Pakistan stands by decision of world community

Also, Information Minister Fawad Chaudhry and National Security Adviser Moeed Yousuf, Special Representative for Afghanistan Mohammad Sadiq and Pakistan Ambassador to Afghanistan Mansoor Ahmed Khan held an informal chat with some journalists and elaborated Pakistan’s plans regarding fast developing changes in the neighbouring country. They said Pakistan would not take unilateral decision regarding Afghanistan and its future government as Islamabad would stand by the decision of the world community.

Mr Chaudhry was of the opinion that the Taliban could not run the country alone as Ashraf Ghani could not rather they (Taliban) have to take all stakeholders on board. “Our stance on Afghanistan is clear but nothing is certain there due to fast changing developments. We have asked Ghani that he could not run the government alone and we again urged Taliban the same,” the minister added.

Mr Yousuf said Pakistan was standing with the world community and it would stand by whatever decision the international community would take. “We do not want instability in our neighbour. Whatever had happened in Afghanistan is open to all,” he added.

The NSA said Pakistan was facilitating safe exit of those seeking to leave the war-torn Afghanistan. So far more than 300 visas had been issued to the journalists community, he added. “Committee to Protect Journalists have expressed gratitude to Pakistan for facilitating safe exit of journalists from Afghanistan,” he said.

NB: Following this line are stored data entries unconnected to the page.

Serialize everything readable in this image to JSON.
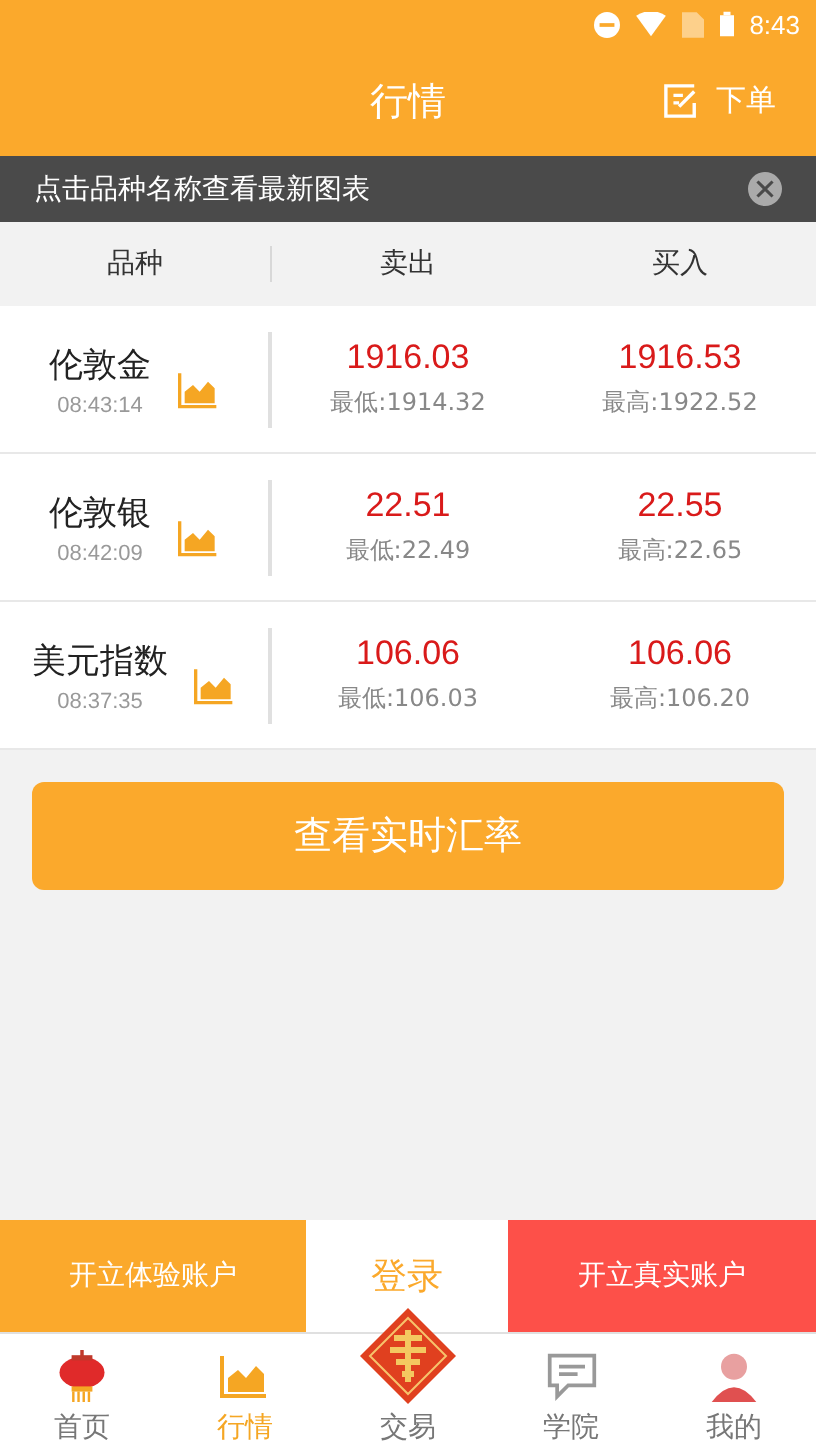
{
  "status_bar": {
    "time": "8:43"
  },
  "header": {
    "title": "行情",
    "action": "下单"
  },
  "notice": {
    "text": "点击品种名称查看最新图表"
  },
  "table": {
    "columns": [
      "品种",
      "卖出",
      "买入"
    ],
    "rows": [
      {
        "name": "伦敦金",
        "time": "08:43:14",
        "sell": "1916.03",
        "sell_low": "最低:1914.32",
        "buy": "1916.53",
        "buy_high": "最高:1922.52"
      },
      {
        "name": "伦敦银",
        "time": "08:42:09",
        "sell": "22.51",
        "sell_low": "最低:22.49",
        "buy": "22.55",
        "buy_high": "最高:22.65"
      },
      {
        "name": "美元指数",
        "time": "08:37:35",
        "sell": "106.06",
        "sell_low": "最低:106.03",
        "buy": "106.06",
        "buy_high": "最高:106.20"
      }
    ]
  },
  "main_button": "查看实时汇率",
  "action_bar": [
    {
      "label": "开立体验账户",
      "kind": "demo"
    },
    {
      "label": "登录",
      "kind": "login"
    },
    {
      "label": "开立真实账户",
      "kind": "real"
    }
  ],
  "nav": [
    {
      "label": "首页",
      "kind": "lantern",
      "selected": false
    },
    {
      "label": "行情",
      "kind": "chart",
      "selected": true
    },
    {
      "label": "交易",
      "kind": "badge",
      "selected": false
    },
    {
      "label": "学院",
      "kind": "chat",
      "selected": false
    },
    {
      "label": "我的",
      "kind": "person",
      "selected": false
    }
  ]
}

The government also formed a crisis cell so that all relevant departments could sit under a roof to facilitate visa process, he said.

Mr Sadiq said Pakistan’s embassy in Kabul was open for all to help facilitate people for leaving the neighbouring country. “This time it will not happen that we will recognise Taliban’s government unilaterally but we will stand by the decision to be taken by the world community about it,” he added.

Ambassador Khan said some embassies had contacted Pakistan’s embassy for exit of their staff and foreign nationals.

He said the embassy was in making a close coordination with Pakistan International Airlines (PIA) but due to tense situation three flights that were to be flown from Kabul, could not take off, causing panic and rush of passengers. “The airport is still under Nato force’s control, but as the airport clears flights will resume their operations. Otherwise people can be taken to Pakistan through Torkham border by road,” he added. At the moment, he said, about 40 to 50 families were present in the embassy and more than 200 people were awaiting fights.

Opposition seeks policy statement

The two major opposition parties — Pakistan Muslim League-Nawaz and Pakistan Peoples Party demanded that the government brief the parliament on the current situation in Afghanistan, come up with a policy statement and develop a national consensus to deal with possible consequences the nation can face after the establishment of Taliban rule in the war-torn country.

The PPP convened an extraordinary meeting of its Central Executive Committee (CEC) at Bilawal House in Karachi on Monday to discuss the situation in Afghanistan and formulate the party’s point of view on it.

PML-N senior vice president and former prime minister Shahid Khaqan Abbasi said in-house consultations were under way within the party over the events unfolding in Afghanistan, but the government should brief the opposition and parliamentarians on its policy on the Afghan situation.

He was of the opinion that a mere debate in the joint sitting of parliament would be of no use. He said the focus of the debate should be the development of a national consensus. However, he said, the debate would only be meaningful if it was held after the issuance of a policy statement from the government.